OGNI ANNO OLTRE LA METÀ DI FRUTTA E ORTAGGI SPRECATI NEL MONDO

Nov 9, 2018 | Dalla Confeuro

La Fao: “Ogni anno oltre la metà di frutta e ortaggi sprecati nel mondo”La Fao: “Ogni anno oltre la metà di frutta e ortaggi sprecati nel mondo”
Ogni anno più della metà della frutta e degli ortaggi prodotti a livello globale vengono persi o sprecati. Una fonte vitale di proteine, circa il 25% di tutta la carne prodotta, equivalente a 75 milioni di mucche, non viene consumata. A suonare il campanello d’allarme è la Fao che esorta i responsabili politici” a dare priorità alla riduzione della perdita e dello spreco alimentare come mezzo per migliorare l’accesso a cibo nutriente e sano”. Infatti, si rileva nel rapporto ‘Prevenire la perdita e lo spreco di nutrienti attraverso il sistema alimentare: azioni politiche per diete di alta qualità’, una morte su cinque è da associarsi a diete di scarsa qualità.
Il rapporto sottolinea che le diete di cattiva qualità rappresentano oggi per la salute pubblica una minaccia maggiore della malaria, della tubercolosi o del morbillo, mentre allo stesso tempo, circa un terzo di tutto il cibo prodotto per il consumo umano non raggiunge mai il piatto del consumatore. Il brief è stato preparato dal Global Panel on Agriculture and Food Systems for Nutrition in collaborazione con l’Organizzazione delle Nazioni Unite per l’alimentazione e l’agricoltura (Fao).
Il rapporto fa notare che alimenti come frutta, verdura, semi, noci, latticini, carne e pesce sono ricchi di sostanze nutritive, ma sono anche altamente deperibili e quindi suscettibili di perdite in tutto il sistema alimentare.
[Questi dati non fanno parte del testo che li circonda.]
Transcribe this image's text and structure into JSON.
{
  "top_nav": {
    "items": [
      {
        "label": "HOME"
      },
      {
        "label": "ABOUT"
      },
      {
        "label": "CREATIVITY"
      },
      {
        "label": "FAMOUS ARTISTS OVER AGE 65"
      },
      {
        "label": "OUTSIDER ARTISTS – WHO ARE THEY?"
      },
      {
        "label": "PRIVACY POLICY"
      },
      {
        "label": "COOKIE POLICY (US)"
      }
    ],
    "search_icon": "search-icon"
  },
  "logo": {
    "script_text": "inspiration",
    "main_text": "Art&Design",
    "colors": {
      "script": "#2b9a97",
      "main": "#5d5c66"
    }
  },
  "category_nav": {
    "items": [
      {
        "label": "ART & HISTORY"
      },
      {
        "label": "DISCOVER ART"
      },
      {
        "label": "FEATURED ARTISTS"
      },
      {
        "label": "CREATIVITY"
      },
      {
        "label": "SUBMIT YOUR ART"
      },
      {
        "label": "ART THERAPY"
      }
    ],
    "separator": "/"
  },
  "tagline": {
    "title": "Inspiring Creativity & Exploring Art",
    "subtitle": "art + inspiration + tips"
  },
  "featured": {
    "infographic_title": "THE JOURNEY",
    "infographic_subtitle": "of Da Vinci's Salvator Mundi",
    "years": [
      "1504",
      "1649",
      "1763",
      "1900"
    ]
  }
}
Per affrontare tutte le forme di malnutrizione e promuovere diete sane, rileva il membro del panel e Direttore Generale della Fao, José Graziano da Silva, “dobbiamo mettere in atto sistemi alimentari che aumentino la disponibilità, l’accessibilità e il consumo di alimenti freschi e ricchi di nutrienti per tutti. Adottando azioni specifiche per ridurre le perdite e gli sprechi di alimenti freschi e il cibo nutriente è una parte fondamentale di questo sforzo”. Il brief propone una serie di azioni politiche nell’intero sistema alimentare: educare le parti interessate; porre l’attenzione sui cibi deperibili; migliorare le infrastrutture pubbliche e private; incoraggiare l’innovazione; e colmare la mancanza di dati e le lacune di conoscenza sulle perdite e sui rifiuti alimentari.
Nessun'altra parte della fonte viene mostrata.